= Intrepicalcin =

Short peptide toxin

Intrepicalcin (ViCaTx1) is a short peptide toxin found in the venom of scorpion Vaejovis intrepidus. It is one of a group of short, basic peptides called calcins, which bind to ryanodine receptors (RyRs) and thereby trigger calcium release from the sarcoplasmic reticulum.

== Etymology ==
The name intrepicalcin is a combination of the species name of the organism that produces it (Vaejovis intrepidus) and the family name of short toxins that it belongs to (calcins).

== Source ==
Intrepicalcin is a toxin derived from the venom gland of the scorpion Vaejovis intrepidus . This species belongs to the family of Vaejovidae in the order of Scorpiones. Vaejovis intrepidus is endemic to central Mexico.

== Chemistry ==

=== Structure and family ===
Intrepicalcin (ViCaTx1) belongs to the scorpion calcin family. The structure of calcins is specified by the Inhibitor Cystine Knot (ICK) motif. This folding motif is found in many toxins interacting with calcium channels in spiders and snails and distinguishes them from sodium, potassium and chloride channel toxins in scorpions. All calcins are composed of 33 amino acids, among which are 6 cysteines. These cysteines are highly conserved and form three disulfide bonds that are important for the ICK motif. In intrepicalcin and some other calcins, three of these cysteines are embedded in three 𝛽 strands.

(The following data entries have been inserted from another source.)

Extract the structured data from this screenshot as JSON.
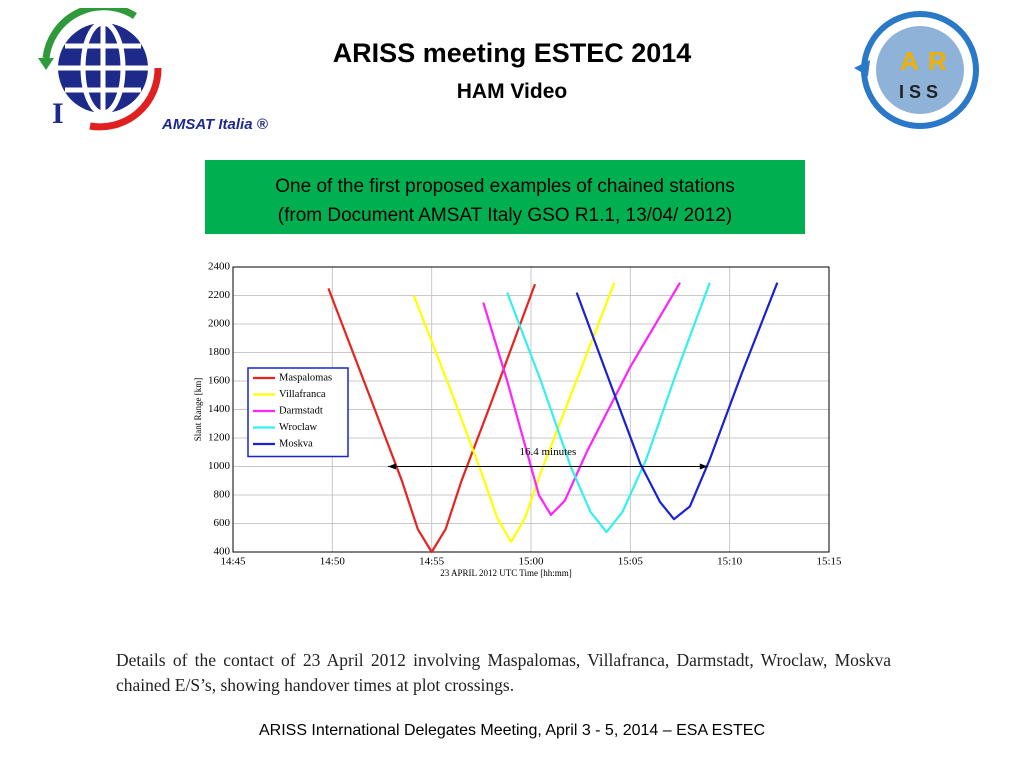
{
  "header": {
    "title": "ARISS meeting ESTEC 2014",
    "subtitle": "HAM Video",
    "logo_left_text": "AMSAT Italia ®",
    "logo_left_letter": "I",
    "logo_right_letters": [
      "A",
      "R",
      "I S S"
    ]
  },
  "callout": {
    "lines": [
      "One of the first proposed examples of chained stations",
      "(from Document AMSAT Italy GSO R1.1, 13/04/ 2012)"
    ]
  },
  "chart_data": {
    "type": "line",
    "xlabel": "23 APRIL 2012   UTC Time [hh:mm]",
    "ylabel": "Slant Range [km]",
    "xlim": [
      885,
      915
    ],
    "xticks": [
      {
        "value": 885,
        "label": "14:45"
      },
      {
        "value": 890,
        "label": "14:50"
      },
      {
        "value": 895,
        "label": "14:55"
      },
      {
        "value": 900,
        "label": "15:00"
      },
      {
        "value": 905,
        "label": "15:05"
      },
      {
        "value": 910,
        "label": "15:10"
      },
      {
        "value": 915,
        "label": "15:15"
      }
    ],
    "ylim": [
      400,
      2400
    ],
    "yticks": [
      400,
      600,
      800,
      1000,
      1200,
      1400,
      1600,
      1800,
      2000,
      2200,
      2400
    ],
    "grid": true,
    "legend": "left",
    "series": [
      {
        "name": "Maspalomas",
        "color": "#e8231f",
        "x": [
          889.8,
          892,
          893.5,
          894.3,
          895,
          895.7,
          896.5,
          898,
          900.2
        ],
        "values": [
          2250,
          1450,
          900,
          560,
          400,
          560,
          900,
          1450,
          2280
        ]
      },
      {
        "name": "Villafranca",
        "color": "#ffff00",
        "x": [
          894.1,
          896,
          897.5,
          898.3,
          899,
          899.7,
          900.5,
          902,
          904.2
        ],
        "values": [
          2200,
          1520,
          960,
          640,
          470,
          640,
          960,
          1500,
          2290
        ]
      },
      {
        "name": "Darmstadt",
        "color": "#ff22ff",
        "x": [
          897.6,
          898.8,
          899.8,
          900.4,
          901,
          901.7,
          902.8,
          905,
          907.5
        ],
        "values": [
          2150,
          1600,
          1100,
          800,
          660,
          760,
          1100,
          1700,
          2290
        ]
      },
      {
        "name": "Wroclaw",
        "color": "#33f0f0",
        "x": [
          898.8,
          900.5,
          902,
          903,
          903.8,
          904.6,
          905.8,
          907.3,
          909
        ],
        "values": [
          2220,
          1600,
          1000,
          680,
          540,
          680,
          1050,
          1650,
          2290
        ]
      },
      {
        "name": "Moskva",
        "color": "#1a22d0",
        "x": [
          902.3,
          904,
          905.5,
          906.5,
          907.2,
          908,
          909,
          910.6,
          912.4
        ],
        "values": [
          2220,
          1580,
          1020,
          750,
          630,
          720,
          1050,
          1650,
          2290
        ]
      }
    ],
    "annotation": {
      "text": "16.4 minutes",
      "x": [
        892.8,
        908.9
      ],
      "y": 1000
    }
  },
  "caption": "Details of the contact of 23 April 2012 involving Maspalomas, Villafranca, Darmstadt, Wroclaw, Moskva chained E/S’s, showing handover times at plot crossings.",
  "footer": "ARISS International Delegates Meeting, April 3 - 5, 2014 – ESA ESTEC"
}
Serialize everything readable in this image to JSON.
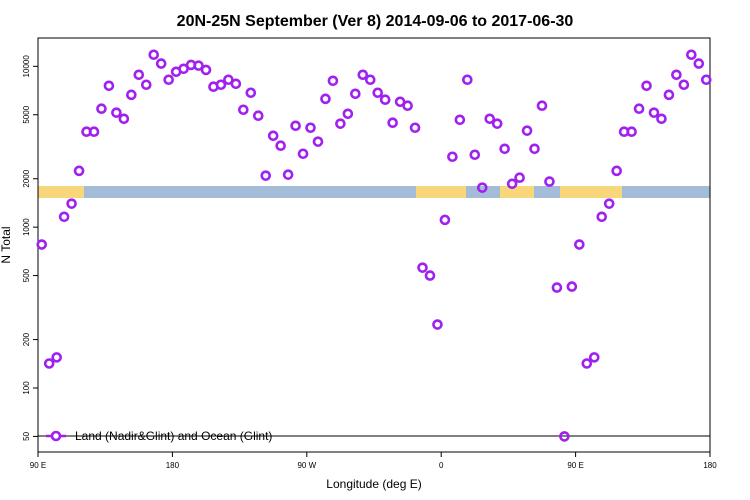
{
  "chart_data": {
    "type": "scatter",
    "title": "20N-25N September (Ver 8)   2014-09-06 to 2017-06-30",
    "xlabel": "Longitude (deg E)",
    "ylabel": "N Total",
    "yscale": "log",
    "xlim": [
      90,
      540
    ],
    "ylim": [
      40,
      15000
    ],
    "xticks": [
      {
        "value": 90,
        "label": "90 E"
      },
      180,
      {
        "value": 270,
        "label": "90 W"
      },
      {
        "value": 360,
        "label": "0"
      },
      {
        "value": 450,
        "label": "90 E"
      },
      {
        "value": 540,
        "label": "180"
      }
    ],
    "yticks": [
      50,
      100,
      200,
      500,
      1000,
      2000,
      5000,
      10000
    ],
    "legend": "bottom-left",
    "series": [
      {
        "name": "Land (Nadir&Glint) and Ocean (Glint)",
        "color": "#a020f0",
        "x": [
          92.5,
          97.5,
          102.5,
          107.5,
          112.5,
          117.5,
          122.5,
          127.5,
          132.5,
          137.5,
          142.5,
          147.5,
          152.5,
          157.5,
          162.5,
          167.5,
          172.5,
          177.5,
          182.5,
          187.5,
          192.5,
          197.5,
          202.5,
          207.5,
          212.5,
          217.5,
          222.5,
          227.5,
          232.5,
          237.5,
          242.5,
          247.5,
          252.5,
          257.5,
          262.5,
          267.5,
          272.5,
          277.5,
          282.5,
          287.5,
          292.5,
          297.5,
          302.5,
          307.5,
          312.5,
          317.5,
          322.5,
          327.5,
          332.5,
          337.5,
          342.5,
          347.5,
          352.5,
          357.5,
          362.5,
          367.5,
          372.5,
          377.5,
          382.5,
          387.5,
          392.5,
          397.5,
          402.5,
          407.5,
          412.5,
          417.5,
          422.5,
          427.5,
          432.5,
          437.5,
          442.5,
          447.5,
          452.5,
          457.5,
          462.5,
          467.5,
          472.5,
          477.5,
          482.5,
          487.5,
          492.5,
          497.5,
          502.5,
          507.5,
          512.5,
          517.5,
          522.5,
          527.5,
          532.5,
          537.5
        ],
        "values": [
          780,
          142,
          155,
          1160,
          1400,
          2240,
          3920,
          3920,
          5450,
          7570,
          5150,
          4720,
          6650,
          8860,
          7680,
          11800,
          10400,
          8250,
          9250,
          9650,
          10200,
          10100,
          9500,
          7470,
          7680,
          8250,
          7790,
          5370,
          6850,
          4930,
          2090,
          3700,
          3210,
          2120,
          4270,
          2860,
          4150,
          3400,
          6280,
          8130,
          4400,
          5070,
          6750,
          8860,
          8250,
          6850,
          6200,
          4460,
          6020,
          5690,
          4150,
          560,
          500,
          248,
          1110,
          2740,
          4650,
          8250,
          2820,
          1760,
          4720,
          4400,
          3070,
          1860,
          2030,
          3980,
          3070,
          5690,
          1920,
          421,
          50,
          427,
          780,
          142,
          155,
          1160,
          1400,
          2240,
          3920,
          3920,
          5450,
          7570,
          5150,
          4720,
          6650,
          8860,
          7680,
          11800,
          10400,
          8250
        ]
      }
    ]
  }
}
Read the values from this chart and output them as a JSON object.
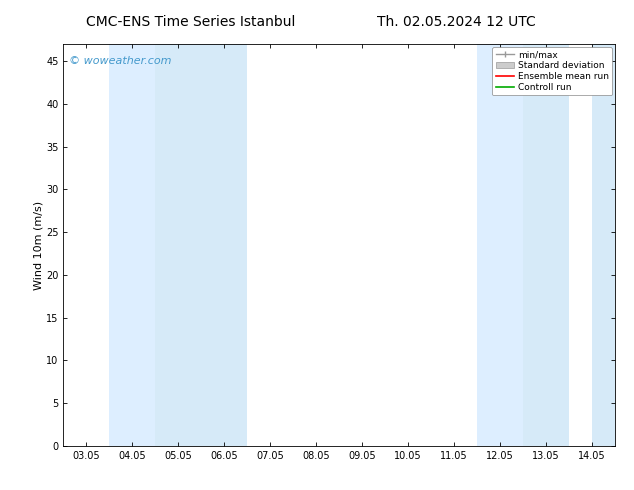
{
  "title_left": "CMC-ENS Time Series Istanbul",
  "title_right": "Th. 02.05.2024 12 UTC",
  "ylabel": "Wind 10m (m/s)",
  "bg_color": "#ffffff",
  "plot_bg_color": "#ffffff",
  "ylim": [
    0,
    47
  ],
  "yticks": [
    0,
    5,
    10,
    15,
    20,
    25,
    30,
    35,
    40,
    45
  ],
  "xtick_labels": [
    "03.05",
    "04.05",
    "05.05",
    "06.05",
    "07.05",
    "08.05",
    "09.05",
    "10.05",
    "11.05",
    "12.05",
    "13.05",
    "14.05"
  ],
  "xtick_positions": [
    0,
    1,
    2,
    3,
    4,
    5,
    6,
    7,
    8,
    9,
    10,
    11
  ],
  "shaded_regions": [
    {
      "xmin": 0.5,
      "xmax": 1.5,
      "color": "#ddeeff"
    },
    {
      "xmin": 1.5,
      "xmax": 3.5,
      "color": "#d6eaf8"
    },
    {
      "xmin": 8.5,
      "xmax": 9.5,
      "color": "#ddeeff"
    },
    {
      "xmin": 9.5,
      "xmax": 10.5,
      "color": "#d6eaf8"
    },
    {
      "xmin": 11.0,
      "xmax": 11.5,
      "color": "#d6eaf8"
    }
  ],
  "watermark_text": "© woweather.com",
  "watermark_color": "#4499cc",
  "legend_labels": [
    "min/max",
    "Standard deviation",
    "Ensemble mean run",
    "Controll run"
  ],
  "legend_line_colors": [
    "#999999",
    "#bbbbbb",
    "#ff0000",
    "#00aa00"
  ],
  "title_fontsize": 10,
  "axis_fontsize": 8,
  "tick_fontsize": 7,
  "watermark_fontsize": 8
}
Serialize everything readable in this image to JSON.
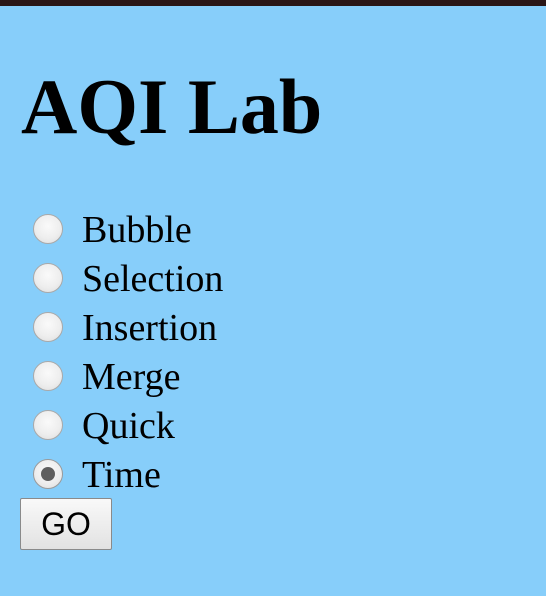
{
  "page": {
    "title": "AQI Lab"
  },
  "form": {
    "options": [
      {
        "label": "Bubble",
        "checked": false
      },
      {
        "label": "Selection",
        "checked": false
      },
      {
        "label": "Insertion",
        "checked": false
      },
      {
        "label": "Merge",
        "checked": false
      },
      {
        "label": "Quick",
        "checked": false
      },
      {
        "label": "Time",
        "checked": true
      }
    ],
    "selected": "Time",
    "submit_label": "GO"
  },
  "colors": {
    "background": "#87cefa",
    "top_strip": "#2a1616",
    "text": "#000000"
  }
}
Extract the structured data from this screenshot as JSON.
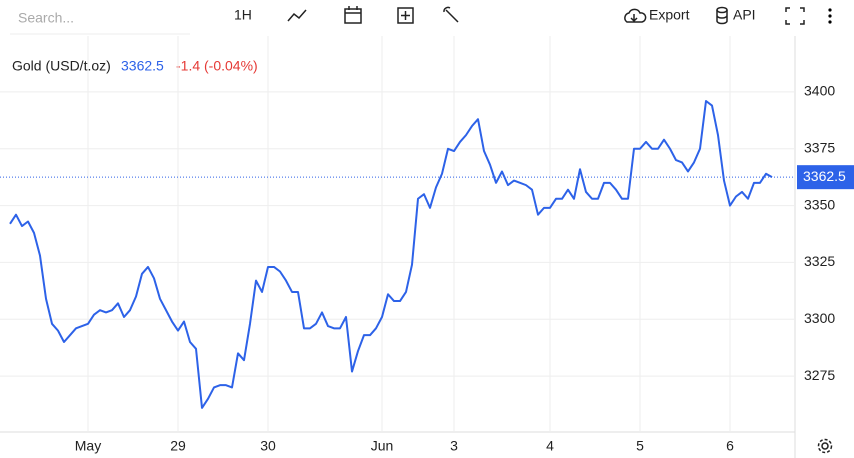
{
  "toolbar": {
    "search_placeholder": "Search...",
    "interval": "1H",
    "export": "Export",
    "api": "API"
  },
  "chart_data": {
    "type": "line",
    "title": "Gold (USD/t.oz)",
    "last_price": 3362.5,
    "change": "-1.4 (-0.04%)",
    "color": "#2d62e8",
    "change_color": "#e53935",
    "grid": true,
    "ylim": [
      3250.4,
      3424.6
    ],
    "yticks": [
      3275,
      3300,
      3325,
      3350,
      3375,
      3400
    ],
    "categories": [
      null,
      null,
      null,
      null,
      null,
      null,
      null,
      null,
      null,
      null,
      null,
      null,
      null,
      "May",
      null,
      null,
      null,
      null,
      null,
      null,
      null,
      null,
      null,
      null,
      null,
      null,
      null,
      null,
      "29",
      null,
      null,
      null,
      null,
      null,
      null,
      null,
      null,
      null,
      null,
      null,
      null,
      null,
      null,
      "30",
      null,
      null,
      null,
      null,
      null,
      null,
      null,
      null,
      null,
      null,
      null,
      null,
      null,
      null,
      null,
      null,
      null,
      null,
      "Jun",
      null,
      null,
      null,
      null,
      null,
      null,
      null,
      null,
      null,
      null,
      null,
      "3",
      null,
      null,
      null,
      null,
      null,
      null,
      null,
      null,
      null,
      null,
      null,
      null,
      null,
      null,
      null,
      "4",
      null,
      null,
      null,
      null,
      null,
      null,
      null,
      null,
      null,
      null,
      null,
      null,
      null,
      null,
      "5",
      null,
      null,
      null,
      null,
      null,
      null,
      null,
      null,
      null,
      null,
      null,
      null,
      null,
      null,
      "6",
      null,
      null,
      null,
      null,
      null,
      null,
      null
    ],
    "values": [
      3342,
      3346,
      3341,
      3343,
      3338,
      3328,
      3309,
      3298,
      3295,
      3290,
      3293,
      3296,
      3297,
      3298,
      3302,
      3304,
      3303,
      3304,
      3307,
      3301,
      3304,
      3310,
      3320,
      3323,
      3318,
      3309,
      3304,
      3299,
      3295,
      3299,
      3290,
      3287,
      3261,
      3265,
      3270,
      3271,
      3271,
      3270,
      3285,
      3282,
      3298,
      3317,
      3312,
      3323,
      3323,
      3321,
      3317,
      3312,
      3312,
      3296,
      3296,
      3298,
      3303,
      3297,
      3296,
      3296,
      3301,
      3277,
      3286,
      3293,
      3293,
      3296,
      3301,
      3311,
      3308,
      3308,
      3312,
      3324,
      3353,
      3355,
      3349,
      3358,
      3364,
      3375,
      3374,
      3378,
      3381,
      3385,
      3388,
      3374,
      3368,
      3360,
      3365,
      3359,
      3361,
      3360,
      3359,
      3357,
      3346,
      3349,
      3349,
      3353,
      3353,
      3357,
      3353,
      3366,
      3356,
      3353,
      3353,
      3360,
      3360,
      3357,
      3353,
      3353,
      3375,
      3375,
      3378,
      3375,
      3375,
      3379,
      3375,
      3370,
      3369,
      3365,
      3369,
      3375,
      3396,
      3394,
      3381,
      3361,
      3350,
      3354,
      3356,
      3353,
      3360,
      3360,
      3364,
      3362.5
    ]
  }
}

The 3D structure of intrepicalcin has not yet been solved. However, the 3D structure of imperacalcin, another member of the calcin family, has been elucidated with ^{1}H-NMR. Based on the fact that intrepicalcin and imperacalcin have a 70% sequence homology (see Homology), it is predicted that intrepicalcin has a coiled, spherical structure. The ICK motif contains three disulfide bridges embedded in 𝛽 strands. Most positively-charged residues (lysine and arginine) are located on the frontal side of the peptide. However, compared to other calcins, intrepicalcin contains two extra positively-charged basic lysines (residue 12 and 14) on its dorsal side. Therefore, its charge separation is the lowest of all calcins.

=== Homology ===
The most closely related calcin is vejocalcin, which only differs in its 14th residue (N in vejocalcin versus K in intrepicalcin) and has a matching identity of 97.0%. Imperacalcin, on the other hand, has a matching identity of only 69.7% (ten different residues) and has the lowest similarity with intrepicalcin of all currently known members of the calcin family. This suggests that within this family, intrepicalcin and imperacalcin have the smallest common evolutionary origin. Furthermore, in general the C-terminal part of the calcin peptide (residues 15-33), containing two of the cysteine-containing 𝛽 strands, is relatively conserved compared to the N-terminal part (residues 1-14). The C-terminal part thus also shows more homology across the calcin family than the N-terminal part.

== Target ==
Intrepicalcin exerts its toxic effect by binding to ryanodine receptor 1 (RyR1), which is a calcium release ion channel present in mammalian skeletal muscle cells. RyR1s can be opened by direct protein-protein interaction with dihydropyridine receptors, which are voltage-sensing L-type calcium channels (Ca_{V}1.1). When the muscle depolarizes, a conformational change in Ca_{V}1.1 activates RyR1, which then opens and allows calcium release from the sarcoplasmic reticulum. This phenomenon is called coupled gating. RyR1s seem to be able to open without this interaction as well, but the underlying mechanism is not yet fully understood. RyR1 consists of four subunits and has binding sites for several regulatory molecules, such as calcium, calmodulin, ATP and magnesium. The opening of the channel involves two hinge glycines. The receptor is expressed in mammals, but homologues exist in avian and amphibian skeletal muscles.

== Mode of action ==
Intrepicalcin stabilizes the opening of RyR1 and brings it into a reversible and long-lasting subconductance state. This subconductance state is 55% of the full conductance state of the channel and enables a constant calcium release from the sarcoplasmic reticulum. The precise binding site of intrepicalcin on RyR1 is not known. However, imperacalcin is known to bind a site within the ion conduction channel. Since all known calcins induce the same modifications, a common binding site seems likely. Intrepicalcin and calcins in general are able to cross the plasma membrane and can thus translocate between cells.

== Toxicity ==
The ryanodine receptor 1 (RyR1) is expressed in skeletal muscles in mammals. The alterations in the calcium potentials which are caused by intrepicalcin interaction with RyR1, affect these skeletal muscles and result in muscular paralysis. This can contribute to the immobilization of the predators and preys of the scorpion Vaejovis intrepidus.